Joint channel equalization and detection of Spectrally Efficient FDM signals

This paper investigates the transmission in time dispersive channels of Spectrally Efficient Frequency Division Multiplexed (SEFDM) signals, where carrier orthogonality is intentionally violated in order to increase bandwidth efficiency. Sufficient statistics of the transmitted SEFDM signal can be obtained by projecting the received signal onto an orthonormal base generated at the receiver using an Iterative Modified Gram Schmidt (IMGS) procedure. In order to reduce the computational complexity resulting from Inter-Carrier Interference (ICI), detection has been implemented based on a Regularized Sphere Decoding (RSD) algorithm.
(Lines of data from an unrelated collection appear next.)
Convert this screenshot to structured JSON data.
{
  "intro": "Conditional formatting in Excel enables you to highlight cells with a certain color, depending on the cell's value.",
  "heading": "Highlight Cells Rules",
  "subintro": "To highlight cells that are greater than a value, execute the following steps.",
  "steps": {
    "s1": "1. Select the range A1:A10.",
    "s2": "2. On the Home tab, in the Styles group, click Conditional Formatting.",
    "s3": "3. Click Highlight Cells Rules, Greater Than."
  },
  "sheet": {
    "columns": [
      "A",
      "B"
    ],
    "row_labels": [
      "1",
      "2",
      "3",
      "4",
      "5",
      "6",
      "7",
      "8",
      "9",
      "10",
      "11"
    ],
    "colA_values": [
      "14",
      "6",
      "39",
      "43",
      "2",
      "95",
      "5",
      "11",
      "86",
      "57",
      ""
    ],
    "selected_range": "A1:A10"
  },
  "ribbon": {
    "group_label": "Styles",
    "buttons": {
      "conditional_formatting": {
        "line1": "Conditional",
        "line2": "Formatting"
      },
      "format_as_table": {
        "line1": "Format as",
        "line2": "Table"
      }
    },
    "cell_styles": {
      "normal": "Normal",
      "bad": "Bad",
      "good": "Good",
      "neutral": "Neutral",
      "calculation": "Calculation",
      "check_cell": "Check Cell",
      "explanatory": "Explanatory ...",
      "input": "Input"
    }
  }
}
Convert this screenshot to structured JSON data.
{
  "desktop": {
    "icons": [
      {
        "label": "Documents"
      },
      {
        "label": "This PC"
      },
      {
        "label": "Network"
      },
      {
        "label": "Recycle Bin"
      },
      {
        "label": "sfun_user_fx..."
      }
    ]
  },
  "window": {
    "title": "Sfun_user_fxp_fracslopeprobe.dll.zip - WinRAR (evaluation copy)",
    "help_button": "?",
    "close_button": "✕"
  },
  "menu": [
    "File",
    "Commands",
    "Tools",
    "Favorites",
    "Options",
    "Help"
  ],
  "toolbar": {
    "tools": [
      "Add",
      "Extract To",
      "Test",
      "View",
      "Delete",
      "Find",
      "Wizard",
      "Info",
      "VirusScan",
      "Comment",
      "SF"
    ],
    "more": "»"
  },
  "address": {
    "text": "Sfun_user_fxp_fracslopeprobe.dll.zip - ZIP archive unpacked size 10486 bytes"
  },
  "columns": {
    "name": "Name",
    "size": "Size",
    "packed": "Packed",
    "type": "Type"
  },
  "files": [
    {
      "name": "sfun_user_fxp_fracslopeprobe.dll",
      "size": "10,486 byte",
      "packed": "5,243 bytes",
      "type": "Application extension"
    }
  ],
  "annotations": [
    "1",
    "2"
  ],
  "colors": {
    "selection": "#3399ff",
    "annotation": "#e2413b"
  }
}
The proposed scheme was previously tested in Additive White Gaussian Noise (AWGN) for various SEFDM signal parameters. In the present work, these results are extended to account for the effect of time dispersive channels. Randomly generated SEFDM symbols are used as pilots to provide estimates of the channel impulse response in systems with or without cyclic prefixes. A joint equalization-detection is subsequently performed in a RSD stage. We show that it is possible to detect optimally SEFDM signals of small dimensionality (e.g. N = 32), with up to 20% bandwidth gain with respect to OFDM systems of the same symbol-rate. This indicates that the wireless transmission of non orthogonal SEFDM signals is tangible.